By any chance your profession is related to military aviation?
Am (ex)USAF. F-111 Cold War, then F-16 Desert Storm.
I follow Gonky and Mover from their youtube channels. They pretty much say same the stuff like you. "There has to be a man in the loop".
I want to bring another argument to that. Today, there is no human being that can beat an AI in the chess. Similarly there is no human being that can beat an AI in the GO game.
In the future, at some point AI will replace the pilot. But we don't when.
That is a fair argument. The issue is that combat has uncertainties and variables that games cannot anticipate in their rules. Basically, combat has no rules. Other than the Geneva Convention stuff, of course.
When I was active duty and way back in my F-111 days, I learned what I considers, to this day, the most valuable lesson about combat:
In a fight, you win not by fighting under your opponent's rules, but by forcing him to fight under yours. And cheating is allowed.
If your jet have superior climb rate, keep the fight vertical. If your jet have superior turn rate, keep the fight horizontal. If your jet have superior radar, keep the fight long distance. And so on. Basically, any feature and capability is a rule. Not every jet is superior to everything, although, I know the F-22 guys would argue otherwise. The point is that you do whatever you can to keep the other guy under
YOUR advantages while staying out of his. It sounds easy but actually is far harder to do.
Ultimately, it comes down to the pilot, as in how well he knows his jet
AND how educated he is about potential adversaries. That is why we have Top Gun, Fighter Weapons School, and Red Flag to put pilots under near combat stresses when they found themselves under the instructors' virtual guns in the air. I been to two Red Flags. I seen foreign pilots exited their cockpits literally shaking from adrenaline and fear because their home countries never had something similar.
Now back to Artificial Intelligence in jets...
Am not saying that after this shooting fight between Iran and Israel is over, we will do away with UAV of every kind. In fact, am confident that we will continue in that path of further UAV development. But from what we learned from this first air skirmish between UAVs and manned fighters, is that the current state of UAVs is best against ground forces, not yet capable against manned fighters. That is
NOT a criticism against Iranian UAVs. Since the advent of UAVs doing many things, from delivering packages to gathering military type intelligence, the world have been waiting for this day where a real world fight occurred. Not UAV vs UAV but UAV against the human. And the UAV lost.
We now know that in order for UAVs to be effective, they have to be supported
JUST AS GOOD as how we support the humans. The game board have finite borders but in the air the limit is fuel. Vastly different factors. The board's borders are fixed, but fuel can be replenished even in the air. The game board have fixed numbers of contestants per side and the pieces are always clearly visible and definable, but not so in wars. There are many more variables but am certain you get the idea. An AI is only as good as whoever can think up these variables and program them in, but the problem here is human wile, instincts, intuition, and often just sheer muleheadedness that logic cannot deal with, and these variables cannot be programmed in. But then, when these intangible qualities of being human are constrained by rules and environment of a game, of course the human will
ALWAYS lose.
So what would happen if UAVs have increasing sophistication of their AIs? The UAV itself will have to get more sophisticated in order to do more than just threaten ground troops, right? Then as the UAV gets more sophisticated, the AI will become just as needy as the humans the AI is supposed to replace. Now we go back to square one: The human.

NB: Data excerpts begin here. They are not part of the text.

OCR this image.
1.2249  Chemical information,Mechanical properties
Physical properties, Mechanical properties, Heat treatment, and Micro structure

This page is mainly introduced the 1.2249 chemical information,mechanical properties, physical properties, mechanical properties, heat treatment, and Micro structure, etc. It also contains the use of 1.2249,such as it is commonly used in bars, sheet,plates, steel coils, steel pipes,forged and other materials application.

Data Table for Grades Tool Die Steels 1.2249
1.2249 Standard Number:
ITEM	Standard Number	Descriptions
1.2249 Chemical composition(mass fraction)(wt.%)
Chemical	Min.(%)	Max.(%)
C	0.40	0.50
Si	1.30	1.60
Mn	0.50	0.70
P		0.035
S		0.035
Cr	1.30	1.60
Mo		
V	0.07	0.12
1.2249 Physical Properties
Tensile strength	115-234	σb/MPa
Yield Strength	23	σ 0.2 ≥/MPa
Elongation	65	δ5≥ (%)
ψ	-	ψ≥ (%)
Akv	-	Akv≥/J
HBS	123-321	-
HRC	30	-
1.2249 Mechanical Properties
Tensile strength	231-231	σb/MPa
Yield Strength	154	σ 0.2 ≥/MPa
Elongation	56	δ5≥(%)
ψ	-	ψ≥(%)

Whenever there is a new technology, the optimism will swing to one extreme, then when there is a real world situation where the technology is tested, reality swing the pendulum back to the other side. We just experienced a real world event.
Personally, I think the 'Loyal Wingman' concept is the appropriate middle path for UAV and (not versus) manned platforms. The variables of war and combat demand those intangible qualities of being human, but now in command of the computing power of an AI equipped UAV.